When the AIG (AIG) bonus scandal broke in March, there were a lot of questions about when, exactly, officials were aware that AIG would be paying out bonuses for 2008.
Treasury Secretary Tim Geithner swore up and down that he’d had only a vague idea of the bonus issue, but that he knew only few of the details.
New documents, seen by the Washington Post, show that at least some officials at the New York Federal Reserve knew of the bonuses several months earlier.
Documents show that senior officials at the Federal Reserve Bank of New York received details about the bonuses more than five months before the firestorm erupted and were deeply engaged with AIG as well as outside lawyers, auditors and public relations firms about the potential controversy. But the New York Fed did not raise the alarm with the Obama administration until the end of February.
Timothy F. Geithner, who became Treasury secretary early this year, was the head of the New York Fed when it became aware of the bonus details. But his name is not among those of senior New York Fed officials mentioned in the summaries of phone calls, correspondence and other documents obtained by The Washington Post.

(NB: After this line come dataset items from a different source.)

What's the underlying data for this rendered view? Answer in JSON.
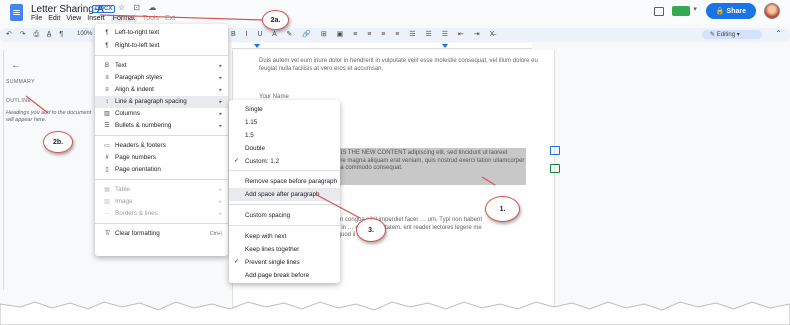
{
  "doc": {
    "title": "Letter Sharing-A",
    "badge": "DOCX",
    "title_icons": "☆ ⊡ ☁"
  },
  "menubar": {
    "items": [
      "File",
      "Edit",
      "View",
      "Insert",
      "Format",
      "Tools",
      "Ext"
    ]
  },
  "share": {
    "label": "Share",
    "icon": "lock-icon"
  },
  "toolbar": {
    "left_icons": "↶ ↷ ⎙ A̲ ¶",
    "zoom": "100%",
    "right_icons": "B I U A ✎ 🔗 ⊞ ▣ ≡ ≡ ≡ ≡ ☰ ☰ ☰ ⇤ ⇥ X̶",
    "editing_label": "Editing"
  },
  "left_panel": {
    "summary": "SUMMARY",
    "outline": "OUTLINE",
    "outline_hint": "Headings you add to the document will appear here."
  },
  "format_menu": {
    "items": [
      {
        "icon": "¶",
        "label": "Left-to-right text",
        "arrow": ""
      },
      {
        "icon": "¶",
        "label": "Right-to-left text",
        "arrow": ""
      },
      {
        "icon": "B",
        "label": "Text",
        "arrow": "▸"
      },
      {
        "icon": "≡",
        "label": "Paragraph styles",
        "arrow": "▸"
      },
      {
        "icon": "≡",
        "label": "Align & indent",
        "arrow": "▸"
      },
      {
        "icon": "↕",
        "label": "Line & paragraph spacing",
        "arrow": "▸"
      },
      {
        "icon": "▥",
        "label": "Columns",
        "arrow": "▸"
      },
      {
        "icon": "☰",
        "label": "Bullets & numbering",
        "arrow": "▸"
      },
      {
        "icon": "▭",
        "label": "Headers & footers",
        "arrow": ""
      },
      {
        "icon": "#",
        "label": "Page numbers",
        "arrow": ""
      },
      {
        "icon": "▯",
        "label": "Page orientation",
        "arrow": ""
      },
      {
        "icon": "▦",
        "label": "Table",
        "arrow": "▸"
      },
      {
        "icon": "▨",
        "label": "Image",
        "arrow": "▸"
      },
      {
        "icon": "─",
        "label": "Borders & lines",
        "arrow": "▸"
      },
      {
        "icon": "T̸",
        "label": "Clear formatting",
        "kbd": "Ctrl+\\"
      }
    ]
  },
  "spacing_submenu": {
    "items": [
      {
        "label": "Single",
        "checked": false
      },
      {
        "label": "1.15",
        "checked": false
      },
      {
        "label": "1.5",
        "checked": false
      },
      {
        "label": "Double",
        "checked": false
      },
      {
        "label": "Custom: 1.2",
        "checked": true
      },
      {
        "label": "Remove space before paragraph",
        "checked": false
      },
      {
        "label": "Add space after paragraph",
        "checked": false
      },
      {
        "label": "Custom spacing",
        "checked": false
      },
      {
        "label": "Keep with next",
        "checked": false
      },
      {
        "label": "Keep lines together",
        "checked": false
      },
      {
        "label": "Prevent single lines",
        "checked": true
      },
      {
        "label": "Add page break before",
        "checked": false
      }
    ]
  },
  "page": {
    "para1": "Duis autem vel eum iriure dolor in hendrerit in vulputate velit esse molestie consequat, vel illum dolore eu feugiat nulla facilisis at vero eros et accumsan.",
    "para2": "Your Name",
    "para3": "HIS IS THE NEW CONTENT adipiscing elit, sed tincidunt ut laoreet dolore magna aliquam erat veniam, quis nostrud exerci tation ullamcorper ex ea commodo consequat.",
    "para4": "option congue nihil imperdiet facer … um. Typi non habent entis in … eorum claritatem. ent reader lectores legere me lius quod ii legunt"
  },
  "callouts": {
    "c1": "1.",
    "c2a": "2a.",
    "c2b": "2b.",
    "c3": "3."
  },
  "colors": {
    "accent": "#1a73e8",
    "annotation": "#d9534f",
    "highlight": "#c8c8c8"
  }
}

By Sept. 29, the bonus matter first appeared on the radar of the New York Fed, which was designated as the primary contact for AIG, documents show. Senior officials from the New York Fed met with AIG officials to discuss the compensation plans in place at Financial Products, whose risky derivative contracts had brought the insurance giant to the brink of collapse.
AIG e-mailed officials at the New York Fed copies of the company’s compensation plans, which detailed bonuses and retention payments, including those at Financial Products, documents show. The issue arose in scores of meetings and conference calls over the ensuing months. AIG also disclosed its retention programs in public filings.
For the New York Fed, the primary contacts were Jim Hennessy, counsel and vice president, and Sarah Dahlgren, a senior vice president and head of its bank supervision group. Leading the effort at AIG was Anastasia Kelly, the company’s executive vice president and general counsel.